An Afghan refugee who has been held in Australian immigration detention for more than eight years is pleading for his release in a bid to return to Taliban-controlled Afghanistan and rescue his family following the withdrawal of US troops on Tuesday.
The refugee, who for his family’s safety can only be identified as FGS20, a pseudonym used in court proceedings, worked alongside coalition forces in Afghanistan after the United States military invaded the country and toppled the Taliban government in 2001.
At the beginning of this month, as the Taliban retook one Afghan city after another, FGS20 filed an application for emergency evacuation visas for his wife and four children.
Then, as the Taliban advanced on the Afghan capital, Kabul, FGS20’s lawyers took the Australian government to court, seeking an urgent decision.
But the government, led by Australian Prime Minister Scott Morrison, said on Wednesday that it would not be able to decide whether to grant the Subclass 203 Emergency Rescue visas before the US withdraws all of its troops from Afghanistan on August 31.
Increasingly desperate, FGS20 said he made a formal request on Thursday to “please” be sent back to Afghanistan “immediately”, stating that he “needs to travel tonight”.
There has been no response from the Australian government, however.
“[The] Australian government wants to kill me in here, in detention,” FGS20 said, referring to desperate thoughts of taking his own life.
“And … the Australian government has given a chance to the Taliban … to kill my family.”
‘We have failed so many people in Afghanistan’
FGS20 fled Afghanistan in 2013 and arrived by boat in Australia, with the aim of seeking asylum in the country with his family.
“I [thought] I [would spend] maybe one month or two months [in] detention,” he said. “After two months, I [would] go to [the] community [and] bring my family to a safe country.”
Instead, he has been held in Australian immigration detention for more than eight years. FGS20 spent the first six years of that time in a notorious offshore detention centre on Papua New Guinea’s Manus Island.
Then in 2019, he was brought to Australia for medical treatment. Since then, he has been held at a range of detention centres and Alternative Places of Detention (APODs) around the country.
During this time, FGS20 said he has lost 15 relatives to the Taliban, including his brother.
“Every time I [heard I’d] lost one of my family,” said FGS20, “I [couldn’t] do anything … nothing.”
Jane Alcorn, an Australian citizen whom FGS20 refers to as his “Australian mum”, said she would never forget the day FGS20 lost his brother.
“I remember when he phoned me, it was in the middle of the day and I was at the shop,” Alcorn said. “I went to sit in the car because I just couldn’t think clearly for a minute … I knew it [was] true, but I couldn’t really believe it … and [FGS20] was so, so sad, you can’t imagine.”
The Taliban, who took control of Kabul on August 15, has offered a general amnesty for former government officials and promised to respect women’s rights and media freedoms. But there are already reports of Taliban fighters targeting people who have worked with the US or NATO forces.
A confidential threat assessment prepared for the United Nations on August 25 said Taliban fighters were going house to house, setting up checkpoints and threatening to arrest or kill relatives of “collaborators” in major cities.
‘Moral obligation’
Refugee lawyer and human rights advocate, Atika Hussain, said Australia has a “moral obligation” to evacuate the family members of Australian citizens and residents with or without a visa.
That obligation extends to FGS20’s family, she said, because the protection he has received as a refugee should morally extend to his immediate family now that the Taliban have taken control, and they are in danger, too.
Australia’s rescue efforts were a failure, she argued, with evacuations starting too late and ending too soon.
“We have failed so many people that are still in Afghanistan,” she says.

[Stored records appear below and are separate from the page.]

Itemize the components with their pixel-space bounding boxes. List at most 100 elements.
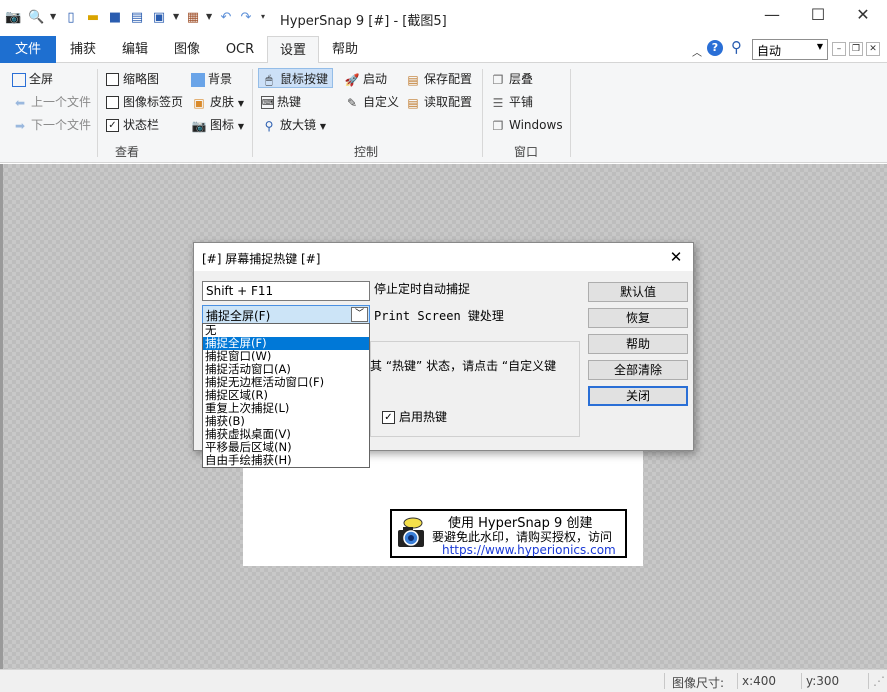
statusbar-checkbox[interactable]: ✓ 状态栏 — [106, 115, 159, 135]
image-size-label: 图像尺寸: — [672, 676, 725, 690]
divider — [482, 69, 483, 157]
zoom-value: 自动 — [757, 44, 782, 58]
magnifier-icon: ⚲ — [264, 118, 274, 133]
image-tabs-checkbox[interactable]: 图像标签页 — [106, 92, 183, 112]
divider — [252, 69, 253, 157]
open-folder-icon[interactable]: ▬ — [85, 10, 101, 26]
chevron-down-icon: ▼ — [816, 42, 823, 51]
restore-button[interactable]: 恢复 — [588, 308, 688, 328]
customize-quickaccess-icon[interactable]: ▾ — [261, 12, 265, 21]
chevron-down-icon[interactable]: ▼ — [206, 12, 212, 21]
hotkey-field[interactable]: Shift + F11 — [202, 281, 370, 301]
divider — [801, 673, 802, 689]
arrow-left-icon: ⬅ — [14, 95, 26, 110]
hotkey-note: 其 “热键” 状态，请点击 “自定义键 — [370, 359, 557, 373]
zoom-icon[interactable]: 🔍 — [28, 10, 44, 26]
divider — [868, 673, 869, 689]
minimize-icon[interactable]: — — [749, 0, 795, 32]
enable-hotkeys-checkbox[interactable]: ✓ 启用热键 — [382, 408, 447, 425]
save-icon[interactable]: ■ — [107, 10, 123, 26]
hotkeys-button[interactable]: ⌨ 热键 — [261, 92, 301, 112]
print-icon[interactable]: ▤ — [129, 10, 145, 26]
save-config-button[interactable]: ▤ 保存配置 — [405, 69, 472, 89]
mdi-minimize-icon[interactable]: – — [832, 42, 846, 56]
mouse-buttons-button[interactable]: 🖱 鼠标按键 — [258, 68, 333, 88]
close-icon[interactable]: ✕ — [663, 245, 689, 269]
capture-action-value: 捕捉全屏(F) — [206, 309, 271, 323]
tab-capture[interactable]: 捕获 — [57, 36, 109, 63]
stop-timer-label: 停止定时自动捕捉 — [374, 282, 471, 296]
arrow-right-icon: ➡ — [14, 118, 26, 133]
next-file-button[interactable]: ➡ 下一个文件 — [12, 115, 91, 135]
cascade-icon: ❐ — [492, 72, 504, 87]
magnifier-dropdown[interactable]: ⚲ 放大镜 ▼ — [261, 115, 326, 135]
chevron-down-icon: ▼ — [237, 122, 244, 131]
cascade-button[interactable]: ❐ 层叠 — [490, 69, 533, 89]
new-file-icon[interactable]: ▯ — [63, 10, 79, 26]
collapse-ribbon-icon[interactable]: ︿ — [692, 44, 702, 59]
window-title: HyperSnap 9 [#] - [截图5] — [280, 14, 447, 29]
list-item[interactable]: 自由手绘捕获(H) — [203, 454, 369, 467]
divider — [97, 69, 98, 157]
group-label-view: 查看 — [115, 145, 140, 159]
divider — [664, 673, 665, 689]
checkbox — [106, 73, 119, 86]
clipboard-icon[interactable]: ▦ — [185, 10, 201, 26]
help-icon[interactable]: ? — [707, 40, 723, 56]
screens-icon[interactable]: ▣ — [151, 10, 167, 26]
mdi-close-icon[interactable]: ✕ — [866, 42, 880, 56]
image-height: y:300 — [806, 674, 840, 688]
background-button[interactable]: 背景 — [191, 69, 232, 89]
maximize-icon[interactable]: ☐ — [795, 0, 841, 32]
prev-file-button[interactable]: ⬅ 上一个文件 — [12, 92, 91, 112]
fullscreen-icon — [12, 72, 26, 87]
capture-action-select[interactable]: 捕捉全屏(F) ﹀ — [202, 305, 370, 324]
checkmark-icon: ✓ — [382, 411, 395, 424]
defaults-button[interactable]: 默认值 — [588, 282, 688, 302]
tab-help[interactable]: 帮助 — [319, 36, 371, 63]
checkbox — [106, 96, 119, 109]
tab-image[interactable]: 图像 — [161, 36, 213, 63]
tab-ocr[interactable]: OCR — [213, 36, 267, 63]
dialog-title-bar[interactable]: [#] 屏幕捕捉热键 [#] ✕ — [194, 243, 693, 271]
resize-grip-icon[interactable]: ⋰ — [873, 674, 885, 688]
watermark-box: 使用 HyperSnap 9 创建 要避免此水印，请购买授权，访问 https:… — [390, 509, 627, 558]
clear-all-button[interactable]: 全部清除 — [588, 360, 688, 380]
skin-dropdown[interactable]: ▣ 皮肤 ▼ — [191, 92, 244, 112]
load-config-icon: ▤ — [407, 95, 419, 110]
close-icon[interactable]: ✕ — [840, 0, 886, 32]
group-label-control: 控制 — [354, 145, 379, 159]
tab-edit[interactable]: 编辑 — [109, 36, 161, 63]
printscreen-label: Print Screen 键处理 — [374, 309, 504, 323]
undo-icon[interactable]: ↶ — [218, 10, 234, 26]
camera-icon[interactable]: 📷 — [5, 10, 21, 26]
dialog-title: [#] 屏幕捕捉热键 [#] — [202, 252, 321, 266]
thumbnails-checkbox[interactable]: 缩略图 — [106, 69, 159, 89]
tab-settings[interactable]: 设置 — [267, 36, 319, 64]
tile-button[interactable]: ☰ 平铺 — [490, 92, 533, 112]
save-config-icon: ▤ — [407, 72, 419, 87]
startup-button[interactable]: 🚀 启动 — [344, 69, 388, 89]
search-icon[interactable]: ⚲ — [731, 38, 742, 56]
wand-icon: ✎ — [346, 95, 358, 110]
close-button[interactable]: 关闭 — [588, 386, 688, 406]
windows-icon: ❐ — [492, 118, 504, 133]
zoom-select[interactable]: 自动 ▼ — [752, 39, 828, 60]
chevron-down-icon[interactable]: ▼ — [50, 12, 56, 21]
divider — [737, 673, 738, 689]
help-button[interactable]: 帮助 — [588, 334, 688, 354]
load-config-button[interactable]: ▤ 读取配置 — [405, 92, 472, 112]
mdi-restore-icon[interactable]: ❐ — [849, 42, 863, 56]
tile-icon: ☰ — [492, 95, 504, 110]
icons-dropdown[interactable]: 📷 图标 ▼ — [191, 115, 244, 135]
redo-icon[interactable]: ↷ — [238, 10, 254, 26]
customize-button[interactable]: ✎ 自定义 — [344, 92, 399, 112]
image-width: x:400 — [742, 674, 777, 688]
chevron-down-icon[interactable]: ▼ — [173, 12, 179, 21]
windows-button[interactable]: ❐ Windows — [490, 115, 563, 135]
chevron-down-icon[interactable]: ﹀ — [351, 307, 368, 322]
status-bar: 图像尺寸: x:400 y:300 ⋰ — [0, 669, 887, 692]
watermark-link[interactable]: https://www.hyperionics.com — [442, 543, 616, 557]
tab-file[interactable]: 文件 — [0, 36, 56, 63]
fullscreen-button[interactable]: 全屏 — [12, 69, 53, 89]
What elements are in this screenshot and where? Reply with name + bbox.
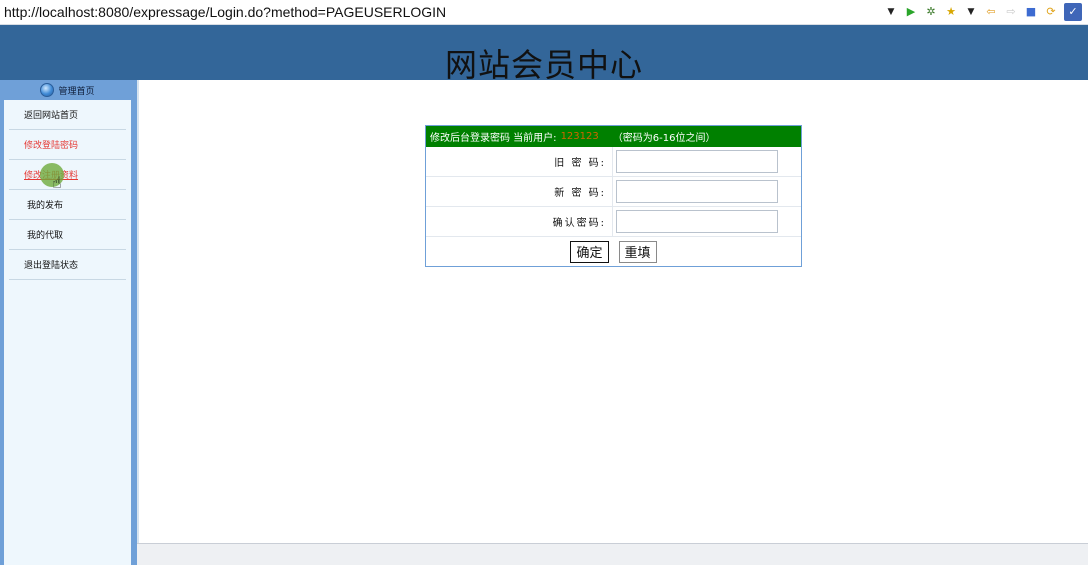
submit-button[interactable]: 确定 xyxy=(570,240,609,263)
sidebar-item-my-posts[interactable]: 我的发布 xyxy=(9,190,126,220)
hand-cursor-icon: ☝ xyxy=(52,173,62,192)
sidebar-item-edit-profile[interactable]: 修改注册资料 xyxy=(9,160,126,190)
change-password-form: 修改后台登录密码 当前用户: 123123 （密码为6-16位之间） 旧 密 码… xyxy=(425,125,802,267)
back-icon[interactable]: ⇦ xyxy=(984,5,998,19)
confirm-password-input[interactable] xyxy=(616,210,778,233)
new-password-row: 新 密 码: xyxy=(426,176,801,207)
extension-icon[interactable]: ✓ xyxy=(1064,3,1082,21)
sidebar-item-label: 退出登陆状态 xyxy=(24,261,79,271)
sidebar-header-label: 管理首页 xyxy=(58,86,95,97)
sidebar: 管理首页 返回网站首页 修改登陆密码 修改注册资料 我的发布 我的代取 退出登陆… xyxy=(0,80,137,565)
favorites-dropdown-icon[interactable]: ▼ xyxy=(964,5,978,19)
sidebar-header[interactable]: 管理首页 xyxy=(4,80,131,100)
sidebar-item-label: 我的代取 xyxy=(27,231,64,241)
sidebar-item-home[interactable]: 返回网站首页 xyxy=(9,100,126,130)
password-hint: （密码为6-16位之间） xyxy=(612,133,716,144)
sidebar-item-label: 我的发布 xyxy=(27,201,64,211)
browser-toolbar: ▼ ▶ ✲ ★ ▼ ⇦ ⇨ ■ ⟳ ✓ xyxy=(884,3,1088,21)
old-password-label: 旧 密 码: xyxy=(554,158,606,169)
run-icon[interactable]: ▶ xyxy=(904,5,918,19)
form-header: 修改后台登录密码 当前用户: 123123 （密码为6-16位之间） xyxy=(426,126,801,147)
refresh-icon[interactable]: ⟳ xyxy=(1044,5,1058,19)
current-user: 123123 xyxy=(560,131,599,142)
stop-icon[interactable]: ■ xyxy=(1024,5,1038,19)
sidebar-item-logout[interactable]: 退出登陆状态 xyxy=(9,250,126,280)
form-title: 修改后台登录密码 当前用户: xyxy=(430,133,557,144)
sidebar-menu: 返回网站首页 修改登陆密码 修改注册资料 我的发布 我的代取 退出登陆状态 xyxy=(9,100,126,280)
form-buttons: 确定 重填 xyxy=(426,237,801,266)
new-password-label: 新 密 码: xyxy=(554,188,606,199)
status-bar xyxy=(137,543,1088,565)
old-password-input[interactable] xyxy=(616,150,778,173)
address-bar: ▼ ▶ ✲ ★ ▼ ⇦ ⇨ ■ ⟳ ✓ xyxy=(0,0,1088,25)
debug-icon[interactable]: ✲ xyxy=(924,5,938,19)
favorites-icon[interactable]: ★ xyxy=(944,5,958,19)
url-input[interactable] xyxy=(0,1,884,23)
dropdown-arrow-icon[interactable]: ▼ xyxy=(884,5,898,19)
old-password-row: 旧 密 码: xyxy=(426,146,801,177)
new-password-input[interactable] xyxy=(616,180,778,203)
site-header: 网站会员中心 xyxy=(0,25,1088,84)
globe-icon xyxy=(40,83,55,97)
confirm-password-label: 确认密码: xyxy=(552,218,606,229)
sidebar-item-change-password[interactable]: 修改登陆密码 xyxy=(9,130,126,160)
forward-icon[interactable]: ⇨ xyxy=(1004,5,1018,19)
sidebar-item-my-pickups[interactable]: 我的代取 xyxy=(9,220,126,250)
reset-button[interactable]: 重填 xyxy=(618,240,657,263)
sidebar-item-label: 修改登陆密码 xyxy=(24,141,79,151)
sidebar-item-label: 返回网站首页 xyxy=(24,111,79,121)
page-title: 网站会员中心 xyxy=(444,46,643,84)
confirm-password-row: 确认密码: xyxy=(426,206,801,237)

Morrison, the prime minister, said the Australian military has evacuated 4,100 people from Kabul, including 3,200 Australians and Afghan nationals with Australian visas.
The Australian airlift ended on Friday, shortly before a member of the ISIL-affiliated Islamic State in the Khorasan Province, ISKP (ISIS-K) detonated his explosives outside the Kabul airport, killing more than 100 Afghan civilians who had been thronging the airfield in a desperate bid to leave the country.
The Human Rights Commission of Australia has “urged the Government to consider expanding Australia’s resettlement programme with a specific Afghan intake”.
The commission recommended the Australian government take in an additional 20,000 Afghan refugees, especially in light of the ISKP attack.
Al Jazeera contacted the Department of Home Affairs and the Australian Border Force for comment on FGS20’s case, but there was no response at the time of publication.
Watching all of this unfold from inside the Park Hotel APOD and helpless to do anything about it, FGS20 said he has been under immense pressure. He now feels there is little hope of rescue for his family.
“My son has asked me if you’re not going to help me, you come back and [we will] die together,” he told Al Jazeera. His son is just 14 years old.
“Before America has left, [the] Australian government must send me back [to Afghanistan],” he added.
After the US withdraws, “it is finished,” he said. “I [won’t] have any family.”